Na casa de minha colega conheci Dona Benedita, a qual fazia todos os serviços da casa. Até flagrei a mãe da minha colega dando uma bronca na “Dita” porque o arroz passou do ponto.

Perguntei à colega quem era aquela criatura infeliz, ao que ela respondeu: “E a nossa doméstica, é como se ela fosse da família, sabe?!”.
Aquela resposta me angustiou e revoltou. Isto porque era recheada de um afeto que tenta ocultar a perversidade e esclarecia tudo. A trabalhadora é “nossa”, revelando um sentimento de posse que permanece na elite brasileira mais de 100 anos após a Lei Áurea. Contudo, ela é como se fosse da família, mostrando que a exploração do trabalho doméstico é eufemizada. São várias as telenovelas que mostram a doméstica fiel e carinhosa, que nada faz além de servir. Talvez a personagem mais emblemática nessa condição seja Tia Nastácia do Sítio do Picapau Amarelo, mulher preta que oscila entre ser quase-vo e quase-escrava.
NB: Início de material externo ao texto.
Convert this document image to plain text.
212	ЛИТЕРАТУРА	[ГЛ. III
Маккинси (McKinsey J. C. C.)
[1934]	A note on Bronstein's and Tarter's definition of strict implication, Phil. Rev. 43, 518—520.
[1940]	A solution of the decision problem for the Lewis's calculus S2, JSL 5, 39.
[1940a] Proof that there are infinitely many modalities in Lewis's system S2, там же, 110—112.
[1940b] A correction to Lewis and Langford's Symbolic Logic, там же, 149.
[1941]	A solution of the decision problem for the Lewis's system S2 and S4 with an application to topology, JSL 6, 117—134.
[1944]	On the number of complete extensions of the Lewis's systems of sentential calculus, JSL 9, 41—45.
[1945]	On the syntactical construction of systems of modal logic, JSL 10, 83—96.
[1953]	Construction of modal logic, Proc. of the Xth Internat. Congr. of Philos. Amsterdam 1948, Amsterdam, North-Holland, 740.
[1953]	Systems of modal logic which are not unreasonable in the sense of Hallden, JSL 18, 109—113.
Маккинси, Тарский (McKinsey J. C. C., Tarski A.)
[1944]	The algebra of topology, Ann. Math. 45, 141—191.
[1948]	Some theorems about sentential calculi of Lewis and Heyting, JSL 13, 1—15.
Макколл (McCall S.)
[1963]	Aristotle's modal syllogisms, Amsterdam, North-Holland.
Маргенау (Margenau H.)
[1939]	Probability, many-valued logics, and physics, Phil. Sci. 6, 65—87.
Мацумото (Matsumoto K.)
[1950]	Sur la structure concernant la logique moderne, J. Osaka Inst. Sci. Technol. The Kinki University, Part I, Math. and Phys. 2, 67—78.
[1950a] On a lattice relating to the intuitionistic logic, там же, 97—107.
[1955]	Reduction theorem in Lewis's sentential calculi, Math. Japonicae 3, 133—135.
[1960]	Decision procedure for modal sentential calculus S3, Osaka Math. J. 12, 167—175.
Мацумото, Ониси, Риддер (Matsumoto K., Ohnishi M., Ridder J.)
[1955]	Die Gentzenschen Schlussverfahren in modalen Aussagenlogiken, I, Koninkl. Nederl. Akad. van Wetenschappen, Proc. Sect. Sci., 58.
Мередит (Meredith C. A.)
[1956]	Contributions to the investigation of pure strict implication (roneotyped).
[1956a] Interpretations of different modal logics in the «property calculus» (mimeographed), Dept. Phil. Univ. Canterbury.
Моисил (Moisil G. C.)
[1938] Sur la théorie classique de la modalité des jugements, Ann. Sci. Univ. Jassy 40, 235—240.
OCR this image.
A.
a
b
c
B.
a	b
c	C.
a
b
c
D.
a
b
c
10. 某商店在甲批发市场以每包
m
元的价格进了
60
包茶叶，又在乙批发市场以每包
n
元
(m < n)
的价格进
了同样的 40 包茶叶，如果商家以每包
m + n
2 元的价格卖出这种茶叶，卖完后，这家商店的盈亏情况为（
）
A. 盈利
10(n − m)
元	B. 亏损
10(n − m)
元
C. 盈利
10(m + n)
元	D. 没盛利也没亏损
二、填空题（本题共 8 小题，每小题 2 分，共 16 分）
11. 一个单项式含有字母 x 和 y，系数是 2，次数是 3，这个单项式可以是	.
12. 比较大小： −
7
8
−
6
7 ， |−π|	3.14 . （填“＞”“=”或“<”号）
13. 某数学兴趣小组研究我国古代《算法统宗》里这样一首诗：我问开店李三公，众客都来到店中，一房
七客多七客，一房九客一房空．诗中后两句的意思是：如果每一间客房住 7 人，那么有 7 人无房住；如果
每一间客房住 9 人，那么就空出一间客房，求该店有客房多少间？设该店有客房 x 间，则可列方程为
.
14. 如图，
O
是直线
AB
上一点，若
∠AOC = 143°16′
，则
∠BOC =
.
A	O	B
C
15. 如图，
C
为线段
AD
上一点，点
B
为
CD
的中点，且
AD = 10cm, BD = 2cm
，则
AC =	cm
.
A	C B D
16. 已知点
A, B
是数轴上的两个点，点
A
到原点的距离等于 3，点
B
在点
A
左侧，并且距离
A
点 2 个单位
Além disso, é importante ressaltar as consequências dessa situação. Se não há tempo para descanso, o empregado está mais suscetível a danos à saúde. Porém, por outro lado, sobra tempo para os patrões investirem em atividades mais lucrativas.

Logo, consolida-se o antagonismo de classe. Também, dificilmente há carteira assinada. Em que condições essa empregada – que não sabe se é doméstica ou domesticada – vai conseguir a aposentadoria pelo INSS? Muitas vezes, a única opção é trabalhar até morrer, como nos tempos da senzala.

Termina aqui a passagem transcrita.